Luke Fickell had one last test for Marcus Freeman, albeit a year after he was done coaching him. It didn't take long for Freeman to recognize the challenge, which pretty much explains the potentially awkward scene that will unfold this Saturday when the former Ohio State linebacker coaches against the Buckeyes at Ross-Ade Stadium.
"I'm a fan of Ohio State when I'm not playing them," said Freeman, in his first year as Purdue's linebackers coach. "I'm the biggest fan there is."
The story goes like this: Freeman's brief NFL foray ended when conditioning tests for the Colts -- who would be his fourth NFL team in a year -- determined that he had an enlarged heart valve. His pro playing career essentially over before it really started, he had already decided what he wanted to do next.

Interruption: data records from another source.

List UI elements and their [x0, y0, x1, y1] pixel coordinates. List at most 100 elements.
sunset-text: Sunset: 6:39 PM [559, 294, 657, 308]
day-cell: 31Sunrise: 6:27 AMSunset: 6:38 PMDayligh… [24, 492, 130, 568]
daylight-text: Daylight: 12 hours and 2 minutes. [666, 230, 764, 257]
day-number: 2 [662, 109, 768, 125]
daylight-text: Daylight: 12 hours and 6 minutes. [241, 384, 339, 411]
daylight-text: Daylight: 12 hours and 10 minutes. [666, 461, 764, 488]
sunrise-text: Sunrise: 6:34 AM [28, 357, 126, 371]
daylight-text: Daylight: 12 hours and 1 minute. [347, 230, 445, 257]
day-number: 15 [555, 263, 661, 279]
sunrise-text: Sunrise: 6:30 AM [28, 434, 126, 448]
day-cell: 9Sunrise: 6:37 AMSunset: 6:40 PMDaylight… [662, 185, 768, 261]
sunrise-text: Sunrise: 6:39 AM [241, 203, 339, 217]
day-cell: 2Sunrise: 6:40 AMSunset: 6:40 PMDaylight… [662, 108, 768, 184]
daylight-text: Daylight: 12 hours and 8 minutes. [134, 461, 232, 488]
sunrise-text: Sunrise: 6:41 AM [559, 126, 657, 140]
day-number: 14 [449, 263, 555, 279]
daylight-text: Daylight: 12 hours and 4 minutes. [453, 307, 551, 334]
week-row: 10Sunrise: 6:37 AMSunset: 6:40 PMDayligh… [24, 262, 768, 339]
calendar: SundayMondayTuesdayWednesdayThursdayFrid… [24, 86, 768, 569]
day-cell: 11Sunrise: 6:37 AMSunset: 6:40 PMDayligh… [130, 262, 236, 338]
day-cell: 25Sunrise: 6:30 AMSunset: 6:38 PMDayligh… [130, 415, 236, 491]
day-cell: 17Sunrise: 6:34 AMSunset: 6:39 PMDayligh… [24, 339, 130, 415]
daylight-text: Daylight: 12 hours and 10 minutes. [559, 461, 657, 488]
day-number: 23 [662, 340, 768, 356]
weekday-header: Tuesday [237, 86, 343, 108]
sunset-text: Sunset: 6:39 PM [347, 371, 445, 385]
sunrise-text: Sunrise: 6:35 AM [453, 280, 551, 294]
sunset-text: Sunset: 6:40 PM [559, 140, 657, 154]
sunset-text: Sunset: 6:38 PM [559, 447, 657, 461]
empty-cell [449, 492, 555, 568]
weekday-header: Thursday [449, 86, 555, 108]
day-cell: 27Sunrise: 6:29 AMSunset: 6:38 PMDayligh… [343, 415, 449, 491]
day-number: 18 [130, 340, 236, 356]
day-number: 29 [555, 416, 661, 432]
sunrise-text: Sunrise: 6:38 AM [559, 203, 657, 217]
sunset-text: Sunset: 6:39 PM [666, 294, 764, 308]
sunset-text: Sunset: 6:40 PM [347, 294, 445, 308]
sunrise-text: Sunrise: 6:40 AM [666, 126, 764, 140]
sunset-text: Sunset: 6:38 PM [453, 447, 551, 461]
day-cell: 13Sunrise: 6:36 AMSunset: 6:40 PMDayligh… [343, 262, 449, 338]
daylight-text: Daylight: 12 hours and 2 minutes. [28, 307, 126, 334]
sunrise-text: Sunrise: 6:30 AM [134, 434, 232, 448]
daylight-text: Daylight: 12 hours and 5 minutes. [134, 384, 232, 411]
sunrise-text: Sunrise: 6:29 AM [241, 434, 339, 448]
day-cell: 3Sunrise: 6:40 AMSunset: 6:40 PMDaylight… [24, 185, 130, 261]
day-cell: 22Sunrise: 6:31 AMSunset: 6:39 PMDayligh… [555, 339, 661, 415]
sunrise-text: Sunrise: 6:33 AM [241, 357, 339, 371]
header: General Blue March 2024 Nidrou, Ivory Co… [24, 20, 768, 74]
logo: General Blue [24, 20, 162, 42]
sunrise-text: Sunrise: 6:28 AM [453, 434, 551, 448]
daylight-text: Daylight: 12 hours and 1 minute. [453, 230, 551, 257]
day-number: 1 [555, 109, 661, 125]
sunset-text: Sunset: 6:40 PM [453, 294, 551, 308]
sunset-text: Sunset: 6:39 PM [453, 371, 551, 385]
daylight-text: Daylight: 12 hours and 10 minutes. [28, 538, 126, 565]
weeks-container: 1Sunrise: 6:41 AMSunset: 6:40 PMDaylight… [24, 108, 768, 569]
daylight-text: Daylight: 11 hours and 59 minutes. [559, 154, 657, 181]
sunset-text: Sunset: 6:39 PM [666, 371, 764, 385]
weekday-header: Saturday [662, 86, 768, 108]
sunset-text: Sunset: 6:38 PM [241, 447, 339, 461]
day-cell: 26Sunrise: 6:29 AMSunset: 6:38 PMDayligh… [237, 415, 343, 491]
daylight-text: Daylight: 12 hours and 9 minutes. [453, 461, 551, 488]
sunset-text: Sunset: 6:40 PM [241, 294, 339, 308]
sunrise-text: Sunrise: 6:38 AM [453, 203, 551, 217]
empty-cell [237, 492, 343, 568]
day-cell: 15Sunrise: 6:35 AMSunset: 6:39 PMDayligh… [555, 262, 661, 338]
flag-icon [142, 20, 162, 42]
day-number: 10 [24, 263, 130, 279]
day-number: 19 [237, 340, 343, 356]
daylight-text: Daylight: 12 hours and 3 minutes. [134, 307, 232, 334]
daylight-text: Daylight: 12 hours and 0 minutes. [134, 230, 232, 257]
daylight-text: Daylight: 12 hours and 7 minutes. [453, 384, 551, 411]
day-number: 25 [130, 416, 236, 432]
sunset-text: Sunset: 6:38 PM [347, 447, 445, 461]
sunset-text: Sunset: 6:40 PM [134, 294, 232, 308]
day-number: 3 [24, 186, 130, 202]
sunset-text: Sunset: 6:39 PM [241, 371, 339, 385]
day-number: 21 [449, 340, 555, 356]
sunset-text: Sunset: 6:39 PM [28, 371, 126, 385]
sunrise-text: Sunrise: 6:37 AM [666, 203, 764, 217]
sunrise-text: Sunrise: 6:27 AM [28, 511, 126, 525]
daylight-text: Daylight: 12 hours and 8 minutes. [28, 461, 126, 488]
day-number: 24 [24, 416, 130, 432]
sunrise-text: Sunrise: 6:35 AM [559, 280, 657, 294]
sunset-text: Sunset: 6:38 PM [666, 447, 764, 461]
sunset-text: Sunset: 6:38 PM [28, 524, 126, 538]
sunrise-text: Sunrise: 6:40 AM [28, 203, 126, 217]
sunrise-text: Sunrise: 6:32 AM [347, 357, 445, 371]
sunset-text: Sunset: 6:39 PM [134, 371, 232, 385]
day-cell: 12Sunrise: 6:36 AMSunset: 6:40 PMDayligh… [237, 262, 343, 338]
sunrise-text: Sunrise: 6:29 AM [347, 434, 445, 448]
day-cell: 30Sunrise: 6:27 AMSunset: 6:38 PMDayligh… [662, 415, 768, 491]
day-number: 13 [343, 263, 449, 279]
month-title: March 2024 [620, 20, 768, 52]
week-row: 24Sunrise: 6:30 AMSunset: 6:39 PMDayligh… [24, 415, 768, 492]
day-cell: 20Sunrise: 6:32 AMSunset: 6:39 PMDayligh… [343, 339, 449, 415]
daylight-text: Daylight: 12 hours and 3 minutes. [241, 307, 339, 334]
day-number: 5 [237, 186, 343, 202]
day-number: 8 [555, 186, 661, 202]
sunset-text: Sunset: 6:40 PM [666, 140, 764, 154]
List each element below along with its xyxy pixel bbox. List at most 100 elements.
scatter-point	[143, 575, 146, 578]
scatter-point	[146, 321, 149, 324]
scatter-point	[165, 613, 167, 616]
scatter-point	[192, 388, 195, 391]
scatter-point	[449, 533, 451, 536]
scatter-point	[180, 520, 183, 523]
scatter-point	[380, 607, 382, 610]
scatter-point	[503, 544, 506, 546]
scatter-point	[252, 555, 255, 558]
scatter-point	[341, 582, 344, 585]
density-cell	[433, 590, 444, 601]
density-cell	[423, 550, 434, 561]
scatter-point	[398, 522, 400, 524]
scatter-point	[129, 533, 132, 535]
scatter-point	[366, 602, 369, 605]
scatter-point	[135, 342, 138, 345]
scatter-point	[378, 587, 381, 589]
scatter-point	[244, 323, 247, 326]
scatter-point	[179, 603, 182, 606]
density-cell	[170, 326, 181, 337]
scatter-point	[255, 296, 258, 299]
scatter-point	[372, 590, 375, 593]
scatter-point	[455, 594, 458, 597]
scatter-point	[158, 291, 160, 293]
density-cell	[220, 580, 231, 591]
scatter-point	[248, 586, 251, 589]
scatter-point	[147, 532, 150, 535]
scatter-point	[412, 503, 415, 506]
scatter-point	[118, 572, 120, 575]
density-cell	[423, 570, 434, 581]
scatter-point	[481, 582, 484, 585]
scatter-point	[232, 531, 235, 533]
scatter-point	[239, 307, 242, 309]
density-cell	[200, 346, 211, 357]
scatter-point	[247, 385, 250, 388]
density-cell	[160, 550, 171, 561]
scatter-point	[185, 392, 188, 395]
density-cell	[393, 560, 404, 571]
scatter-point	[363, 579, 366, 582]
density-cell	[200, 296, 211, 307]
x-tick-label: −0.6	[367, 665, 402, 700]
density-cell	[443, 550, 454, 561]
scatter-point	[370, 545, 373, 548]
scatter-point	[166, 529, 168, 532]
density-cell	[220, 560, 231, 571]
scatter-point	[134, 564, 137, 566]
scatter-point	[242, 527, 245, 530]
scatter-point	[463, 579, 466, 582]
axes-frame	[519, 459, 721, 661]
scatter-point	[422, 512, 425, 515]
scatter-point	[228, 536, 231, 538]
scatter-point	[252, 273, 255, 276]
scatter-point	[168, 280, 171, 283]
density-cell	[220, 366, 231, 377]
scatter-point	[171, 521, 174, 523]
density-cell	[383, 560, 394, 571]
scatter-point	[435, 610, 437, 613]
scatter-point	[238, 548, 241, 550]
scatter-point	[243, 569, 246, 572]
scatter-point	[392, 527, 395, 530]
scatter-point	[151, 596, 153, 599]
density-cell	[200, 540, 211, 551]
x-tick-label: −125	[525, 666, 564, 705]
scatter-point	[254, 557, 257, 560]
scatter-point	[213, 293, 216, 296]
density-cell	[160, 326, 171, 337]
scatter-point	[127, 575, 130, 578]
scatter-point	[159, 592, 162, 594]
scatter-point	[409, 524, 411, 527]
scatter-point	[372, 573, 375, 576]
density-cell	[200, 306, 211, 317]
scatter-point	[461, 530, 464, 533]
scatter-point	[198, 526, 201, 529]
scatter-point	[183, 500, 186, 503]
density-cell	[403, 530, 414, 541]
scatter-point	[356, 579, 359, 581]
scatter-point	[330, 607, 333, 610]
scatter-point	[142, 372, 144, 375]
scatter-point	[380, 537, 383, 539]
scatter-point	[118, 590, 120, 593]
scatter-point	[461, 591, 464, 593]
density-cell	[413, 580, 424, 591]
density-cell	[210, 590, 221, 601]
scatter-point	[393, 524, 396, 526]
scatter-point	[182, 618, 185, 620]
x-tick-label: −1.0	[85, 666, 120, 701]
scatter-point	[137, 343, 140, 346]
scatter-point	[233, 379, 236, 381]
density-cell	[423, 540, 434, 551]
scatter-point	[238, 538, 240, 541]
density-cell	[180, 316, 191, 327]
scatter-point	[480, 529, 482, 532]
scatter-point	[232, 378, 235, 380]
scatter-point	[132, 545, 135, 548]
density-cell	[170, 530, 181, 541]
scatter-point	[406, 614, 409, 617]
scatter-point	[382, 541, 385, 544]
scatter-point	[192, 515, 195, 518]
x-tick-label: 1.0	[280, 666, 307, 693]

So he followed-up on earlier phone conversations he had had with his Ohio State coaches, and he made the roughly three-hour drive from his physical in Indianapolis to Columbus, Ohio, where he was living at the time. He walked into the Buckeyes' football complex the next day to meet with their staff, and he joined as a graduate assistant for the 2010 season.
"Three years later," Freeman said, "I'm here."
Of course, it was hardly that simple for the Boilermaker assistant, who had won four Big Ten titles and played in two BCS title games as a Buckeye from 2004-08. Freeman had long discussions with Fickell and former Ohio State defensive coordinator Jim Heacock prior to jumping into the business.
"The first thing you try to do is talk them out of it," Fickell said. "Crazy business, a lot of things you give up. Obviously there's things you get. But the No. 1 thing is, especially if you played here and win here, sometimes you think I want to get into coaching because I want to coach at Ohio State. The reality is not every place is like this. The reason I tried to talk him out of it -- if you can't talk them out of it then you know they're fit for the coaching profession. As much as I tried I couldn't do it. You see why."
Freeman loved watching film. He loved the environment at practice. As he became further immersed in his duties at Ohio State, his passion for the profession continued to grow.
And he realized exactly what Fickell was getting at in their initial conversations.
"You want to talk him out of it, because it's such a selfish profession on your family, and it's hard on you as an individual but more so the people that are around you -- your family, your kids, your wife," Freeman said. "Being a college football coach, a football coach period, is something that you must have extreme passion for.
"If one of my players came up to me and said, 'Coach Freeman, I want to be a coach,' I'd say, 'No you don't, there's tons of other things you can do that fulfill you,'" he later added. "But if they continue to want to do it and want to do it, they've got to realize you're not just going to wake up and be a coach at Purdue University. I'm very fortunate and lucky to be where I'm at, and the path to get here is not easy, and you try to let them know, ‘Hey, there's many years and long hours and low pay along that dream to where you want to go.’"
Freeman sounded like some of his older peers in saying that he guesses he's stuck coaching now. He joked that he is not smart enough to get into another field, and that his wife of three years would prefer he coach at the high school level, something he cannot do without a teaching degree. He has been unable to convert any of his former teammates into Purdue fans, saying that fellow linebacker James Laurinaitis signed a chalkboard wall during a summer visit to his new home with "Go Bucks!" And Freeman has willingly conceded that Braxton Miller has eclipsed him as the most successful Wayne High School graduate to play for Ohio State.
Surrendering the shoulder pads for the headset was a difficult adjustment at first, but it was one that had to be made. He has followed former Buckeyes receivers coach Darrell Hazell to Kent State and now to Purdue, and he is hoping to continue a trend in a series that has seen the Boilermakers win three of four in West Lafayette, Ind.
"You have a passion for playing, it's difficult to give up playing because that’s what I've done since I was about 6: I've played football," Freeman said. "I've played youth football, I've played high school football, I've played college football, I've played professional football -- that's all I thought I knew.
"But just like anything else, you adjust and you figure out what's the next thing in your life. And it's almost like I've got a passion for coaching more than I did for playing. I get more excited to coach, and I think it's different because yeah, it's football, but you live through young men and you get fulfilled when you see a young man that you work with and you coached hard go out and be successful. That, to me, is more satisfying than anything I could've done on the field."